On the pest front – a hidden termite problem can cause havoc, so avoid the risk and get a pest report.
If you’ve already done all your research and inspections, then you can make what is called an unconditional offer. If the seller accepts your offering price, you are legally bound to go through with the purchase.
You will be legally bound to purchase the property if all the conditions are met. If not, you can withdraw the offer and back out from the sale. Conditions can include - subject to satisfactory valuation, building inspection, finance, title search, pest inspection or anything else you may think relevant and important. Both Unconditional & Conditional offers are subject to ‘cooling off’ periods, which may vary from state to state.
If the seller wants to negotiate the price, the real estate will act as a ‘middle man’.
Buying off the plan
If you’ve decided to buy an apartment ‘off the plan’, you may be required to pay your deposit even before the construction has begun. You commit after viewing the proposed plans and computer generated photographs rather than inspecting the property itself.
You can obtain a both short and long-term deposit bonds. Short-term bonds apply (where settlement is expected within 6 months) provided you have an approval in principle for your finance and meet other standard requirements.

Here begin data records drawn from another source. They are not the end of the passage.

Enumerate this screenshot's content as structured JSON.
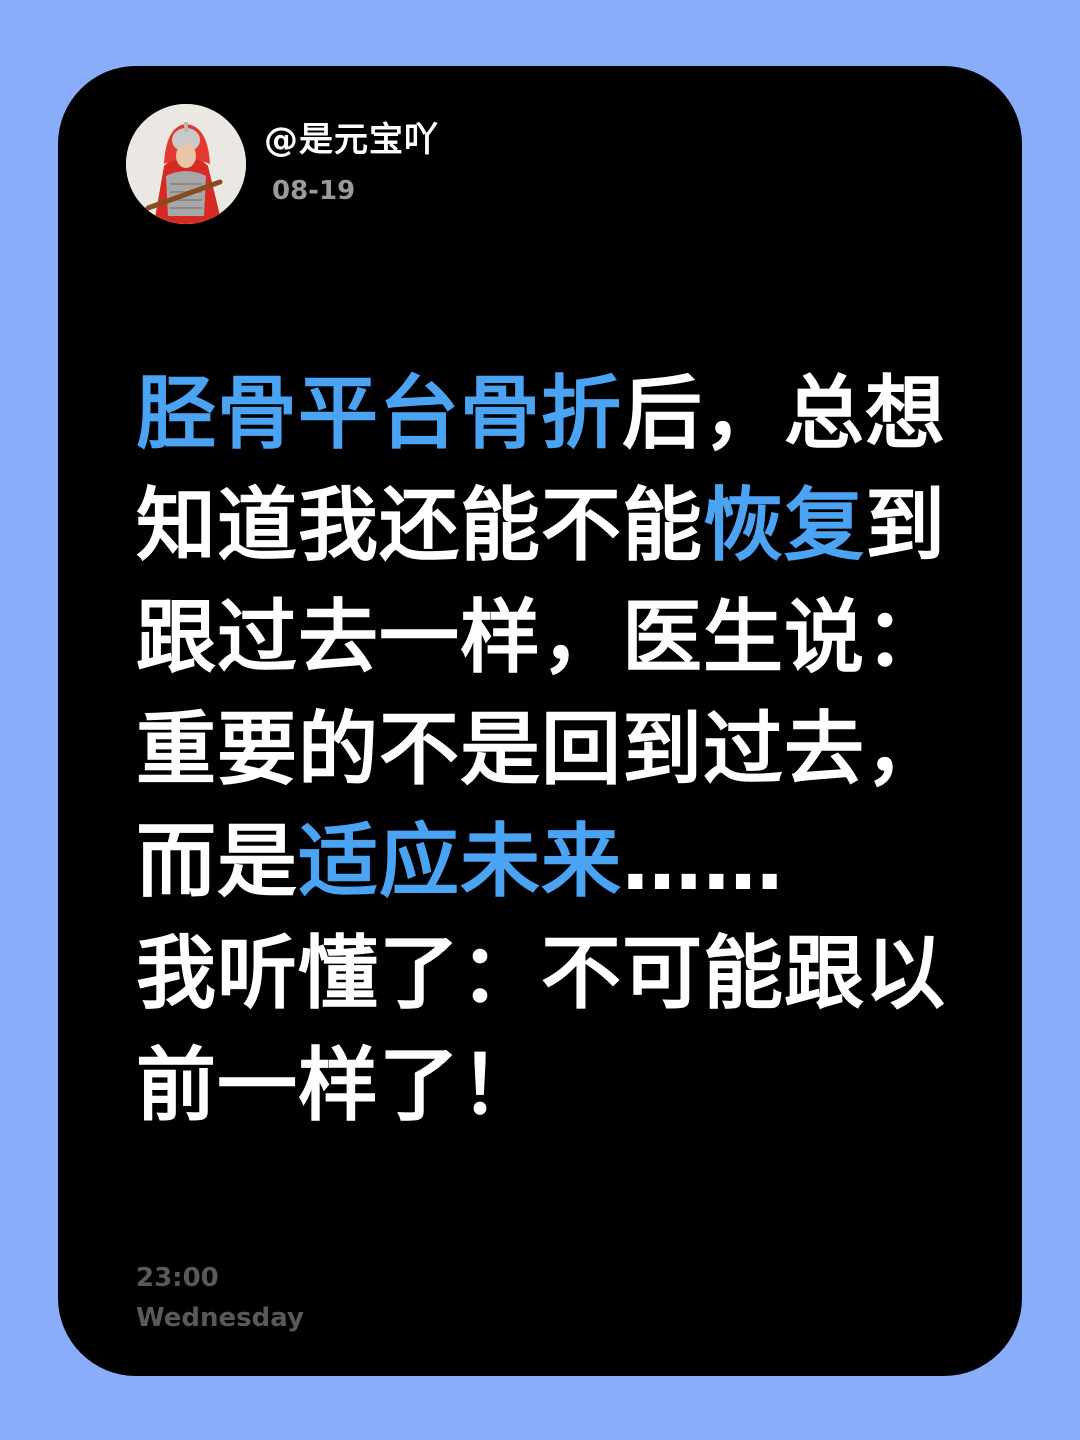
{
  "colors": {
    "background": "#8aadfb",
    "card": "#000000",
    "text": "#ffffff",
    "highlight": "#4aa3f3",
    "muted": "#9a9a9a",
    "footer": "#595959"
  },
  "header": {
    "avatar_icon": "user-avatar-photo",
    "username": "@是元宝吖",
    "date": "08-19"
  },
  "post": {
    "segments": [
      {
        "text": "胫骨平台骨折",
        "highlight": true
      },
      {
        "text": "后，总想知道我还能不能",
        "highlight": false
      },
      {
        "text": "恢复",
        "highlight": true
      },
      {
        "text": "到跟过去一样，医生说：重要的不是回到过去，而是",
        "highlight": false
      },
      {
        "text": "适应未来",
        "highlight": true
      },
      {
        "text": "……",
        "highlight": false
      },
      {
        "text": "我听懂了：不可能跟以前一样了！",
        "highlight": false,
        "newline": true
      }
    ]
  },
  "footer": {
    "time": "23:00",
    "weekday": "Wednesday"
  }
}
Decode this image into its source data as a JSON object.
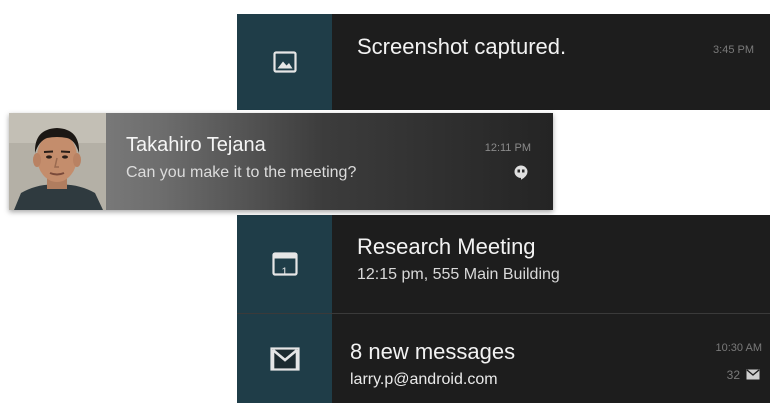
{
  "notifications": {
    "screenshot": {
      "title": "Screenshot captured.",
      "time": "3:45 PM",
      "icon": "image-icon"
    },
    "person": {
      "name": "Takahiro Tejana",
      "message": "Can you make it to the meeting?",
      "time": "12:11 PM",
      "icon": "hangouts-icon"
    },
    "calendar": {
      "title": "Research Meeting",
      "subtitle": "12:15 pm, 555 Main Building",
      "icon_day": "1",
      "icon": "calendar-icon"
    },
    "gmail": {
      "title": "8 new messages",
      "subtitle": "larry.p@android.com",
      "time": "10:30 AM",
      "count": "32",
      "icon": "gmail-icon"
    }
  },
  "colors": {
    "card_bg": "#1d1d1d",
    "icon_column_bg": "#1f3d48"
  }
}
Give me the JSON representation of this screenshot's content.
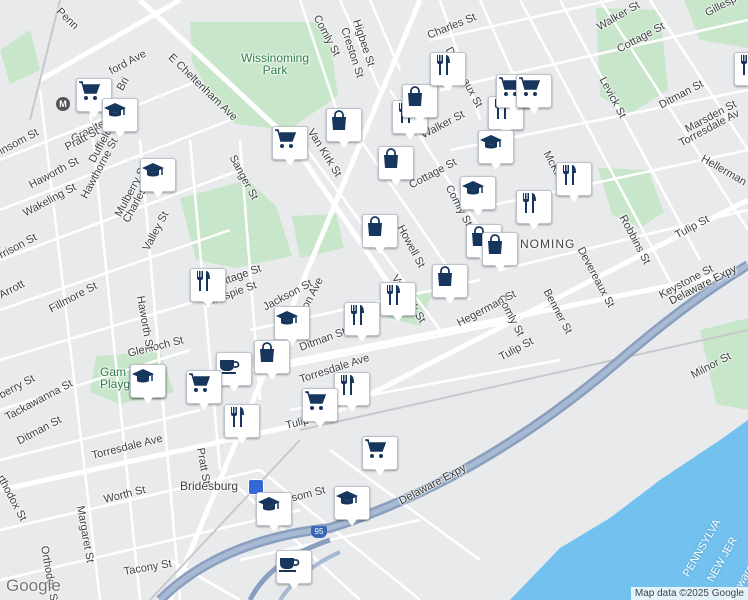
{
  "colors": {
    "land": "#e9eaec",
    "park": "#c8e6c9",
    "water": "#72c1ee",
    "highway": "#8a9fbf",
    "road": "#ffffff",
    "pin_icon": "#17365d"
  },
  "labels": {
    "wissinoming_park": "Wissinoming\nPark",
    "wissinoming": "NOMING",
    "gambrel_playground": "Gam\nPlaygr",
    "bridesburg": "Bridesburg",
    "pennsylvania": "PENNSYLVA",
    "new_jersey": "NEW JER",
    "delaware_river": "Delaware R",
    "delaware_expy_1": "Delaware Expy",
    "delaware_expy_2": "Delaware Expy",
    "route_95": "95",
    "metro": "M",
    "streets": {
      "e_cheltenham_ave": "E Cheltenham Ave",
      "comly_st_1": "Comly St",
      "higbee_st": "Higbee St",
      "creston_st": "Creston St",
      "charles_st_1": "Charles St",
      "walker_st_1": "Walker St",
      "gillespie_st_1": "Gillesp",
      "cottage_st_1": "Cottage St",
      "levick_st": "Levick St",
      "ditman_st_1": "Ditman St",
      "marsden_st": "Marsden St",
      "torresdale_ave_1": "Torresdale Av",
      "hellerman_st": "Hellerman",
      "robbins_st": "Robbins St",
      "tulip_st_1": "Tulip St",
      "keystone_st": "Keystone St",
      "devereaux_st_1": "Devereaux St",
      "devereaux_st_2": "Devereaux St",
      "mckinley_st": "McKinley",
      "benner_st": "Benner St",
      "comly_st_2": "Comly St",
      "comly_st_3": "Comly St",
      "hegerman_st": "Hegerman St",
      "tulip_st_2": "Tulip St",
      "milnor_st": "Milnor St",
      "delaware_expy": "Delaware Expy",
      "van_kirk_st_1": "Van Kirk St",
      "van_kirk_st_2": "Van Kirk St",
      "howell_st": "Howell St",
      "cottage_st_2": "Cottage St",
      "walker_st_2": "Walker St",
      "harbison_ave": "Harbison Ave",
      "gillespie_st_2": "Gillespie St",
      "cottage_st_3": "Cottage St",
      "jackson_st": "Jackson St",
      "ditman_st_2": "Ditman St",
      "torresdale_ave_2": "Torresdale Ave",
      "torresdale_ave_3": "Torresdale Ave",
      "tulip_st_3": "Tulip St",
      "glenloch_st": "Glenloch St",
      "sanger_st": "Sanger St",
      "charles_st_2": "Charles St",
      "valley_st": "Valley St",
      "mulberry_st": "Mulberry St",
      "hawthorne_st": "Hawthorne St",
      "duffield_st": "Duffield St",
      "granite_st": "Granite St",
      "pratt_st_1": "Pratt St",
      "pratt_st_2": "Pratt St",
      "haworth_st_1": "Haworth St",
      "haworth_st_2": "Haworth St",
      "wakeling_st": "Wakeling St",
      "fillmore_st": "Fillmore St",
      "harrison_st": "rrison St",
      "kinsom_st": "insom St",
      "frankford_ave": "ford Ave",
      "arrott": "Arrott",
      "tackawanna_st": "Tackawanna St",
      "ditman_st_3": "Ditman St",
      "orthodox_st_1": "rthodox St",
      "orthodox_st_2": "Orthodox St",
      "margaret_st": "Margaret St",
      "worth_st": "Worth St",
      "tacony_st": "Tacony St",
      "bridge_st": "Bri",
      "penn_st": "Penn",
      "lefevre": "berry St",
      "gansom_st": "nsom St"
    }
  },
  "pins": [
    {
      "id": "grocery-1",
      "icon": "cart"
    },
    {
      "id": "school-1",
      "icon": "school"
    },
    {
      "id": "school-2",
      "icon": "school"
    },
    {
      "id": "grocery-2",
      "icon": "cart"
    },
    {
      "id": "shop-1",
      "icon": "bag"
    },
    {
      "id": "food-1",
      "icon": "utensils"
    },
    {
      "id": "shop-2",
      "icon": "bag"
    },
    {
      "id": "food-2",
      "icon": "utensils"
    },
    {
      "id": "food-3",
      "icon": "utensils"
    },
    {
      "id": "grocery-3",
      "icon": "cart"
    },
    {
      "id": "grocery-4",
      "icon": "cart"
    },
    {
      "id": "food-4",
      "icon": "utensils"
    },
    {
      "id": "school-3",
      "icon": "school"
    },
    {
      "id": "shop-3",
      "icon": "bag"
    },
    {
      "id": "food-5",
      "icon": "utensils"
    },
    {
      "id": "school-4",
      "icon": "school"
    },
    {
      "id": "food-6",
      "icon": "utensils"
    },
    {
      "id": "shop-4",
      "icon": "bag"
    },
    {
      "id": "shop-5",
      "icon": "bag"
    },
    {
      "id": "shop-6",
      "icon": "bag"
    },
    {
      "id": "shop-7",
      "icon": "bag"
    },
    {
      "id": "food-7",
      "icon": "utensils"
    },
    {
      "id": "food-8",
      "icon": "utensils"
    },
    {
      "id": "school-5",
      "icon": "school"
    },
    {
      "id": "food-9",
      "icon": "utensils"
    },
    {
      "id": "school-6",
      "icon": "school"
    },
    {
      "id": "shop-8",
      "icon": "bag"
    },
    {
      "id": "cafe-1",
      "icon": "cup"
    },
    {
      "id": "grocery-5",
      "icon": "cart"
    },
    {
      "id": "school-7",
      "icon": "school"
    },
    {
      "id": "food-10",
      "icon": "utensils"
    },
    {
      "id": "grocery-6",
      "icon": "cart"
    },
    {
      "id": "food-11",
      "icon": "utensils"
    },
    {
      "id": "grocery-7",
      "icon": "cart"
    },
    {
      "id": "school-8",
      "icon": "school"
    },
    {
      "id": "school-9",
      "icon": "school"
    },
    {
      "id": "cafe-2",
      "icon": "cup"
    }
  ],
  "branding": {
    "logo": "Google",
    "attribution": "Map data ©2025 Google"
  }
}
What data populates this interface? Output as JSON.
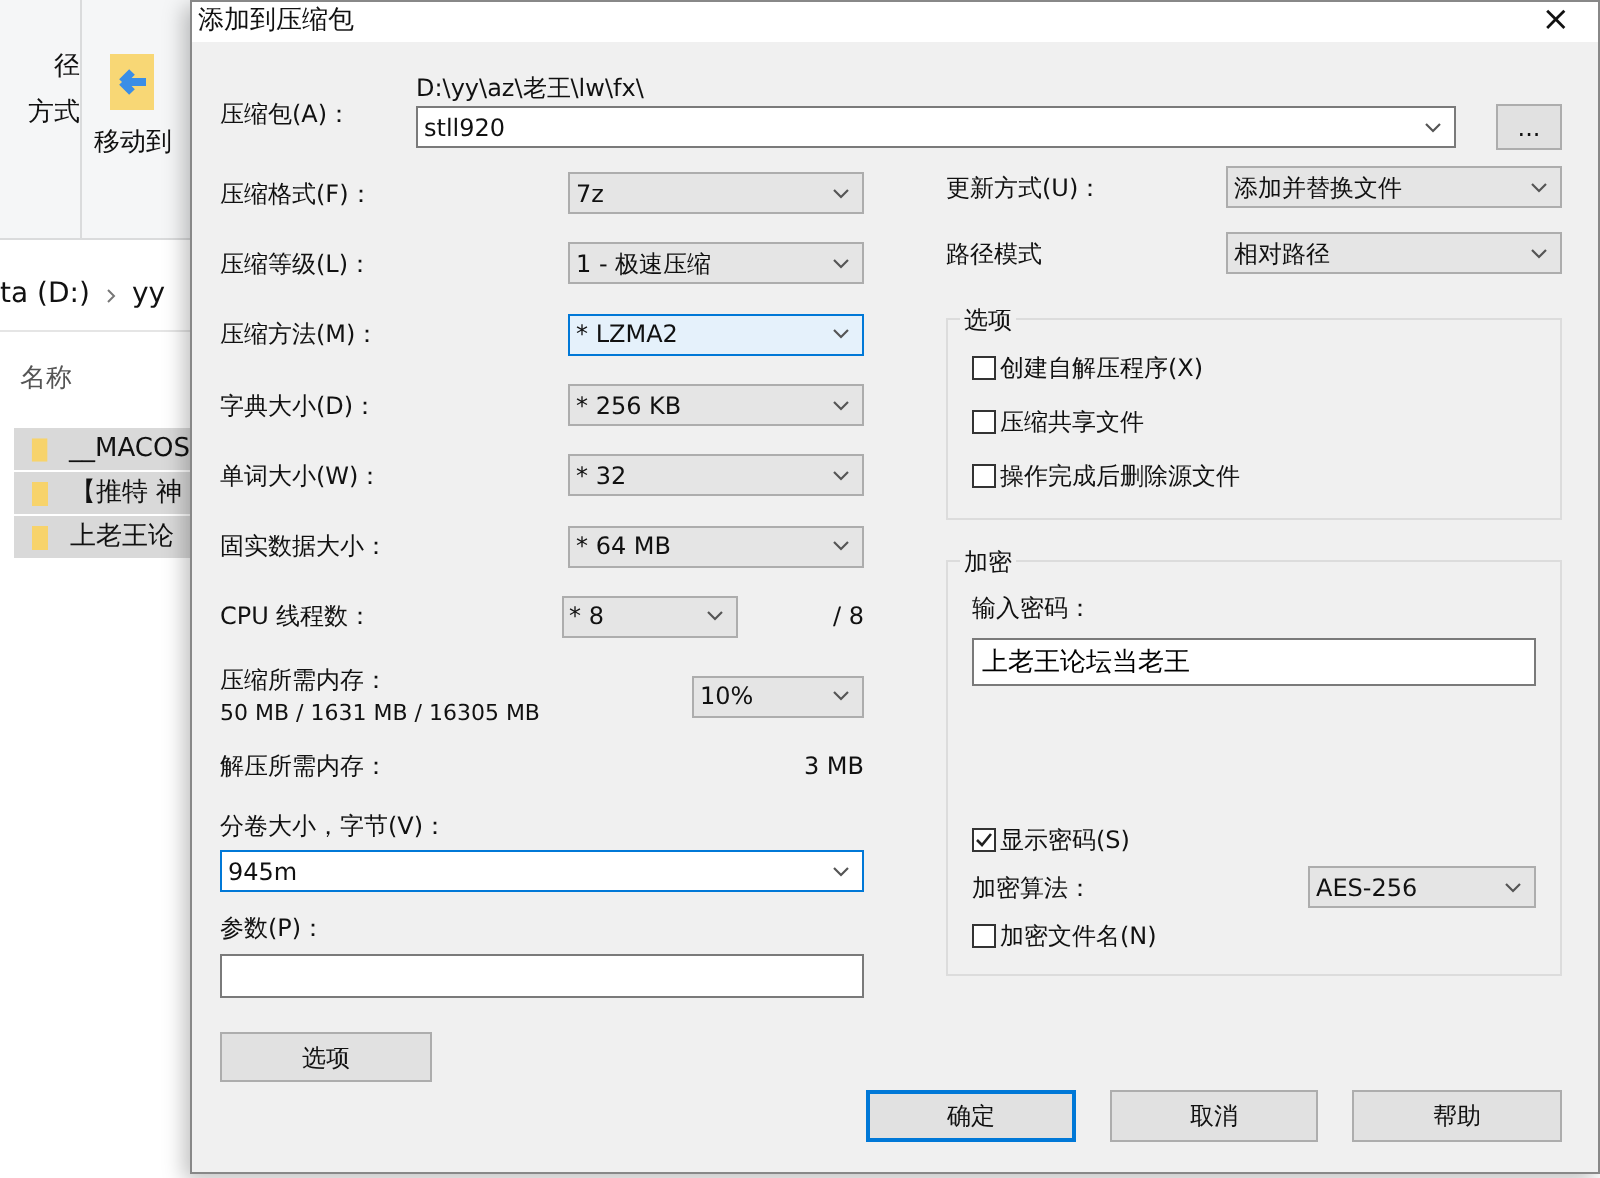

You can also access long-term deposit bonds (for off the plan purchases up to 4 years out), again provided you meet guidelines. Currently there is a requirement that applicants for long term deposit bonds must hold at least 50% of the new property purchase price in existing equity in Australian residential property. The Austral team will be more than happy to assist in arranging a quote and the deposit bond for you.
The cost of the long term deposit bond will vary depending on the term:
Example (as at 7/7/08)
Off-the-plan purchase price: $865,000
Deposit Bond Amount (10%): $86,500
Sunset date (being latest date by which the developer expects to complete): 1/9/2011
Deposit Bond Fee: $9552.50 once only
Deposit bonds mean you can avoid having significant funds tied up pending the completion of the development and settlement of your purchase.
Alternatively you can always pay a cash deposit. As a general rule this will be held in an agreed account until settlement. Interest earned on the deposit account will be split 50:50 between yourself and the vendor/developer.
If you are purchasing a new property or off the plan ask the vendor to provide you with a Depreciation Schedule of Items to assist you or your accountant at tax time. Check out the ATO website for deductible expenses relating to your property investment.
Also engage a good solicitor to help you through the process of buying because it can be complicated, especially if you have not done it before. If you proceed with an off the plan purchase, make sure your solicitor checks the contract carefully to ensure that you have the right to inspect the property at least twice before settlement (take a qualified building inspector with you) and that you are aware of any conditions relating to the standard of fit-out, colour schemes or building materials too.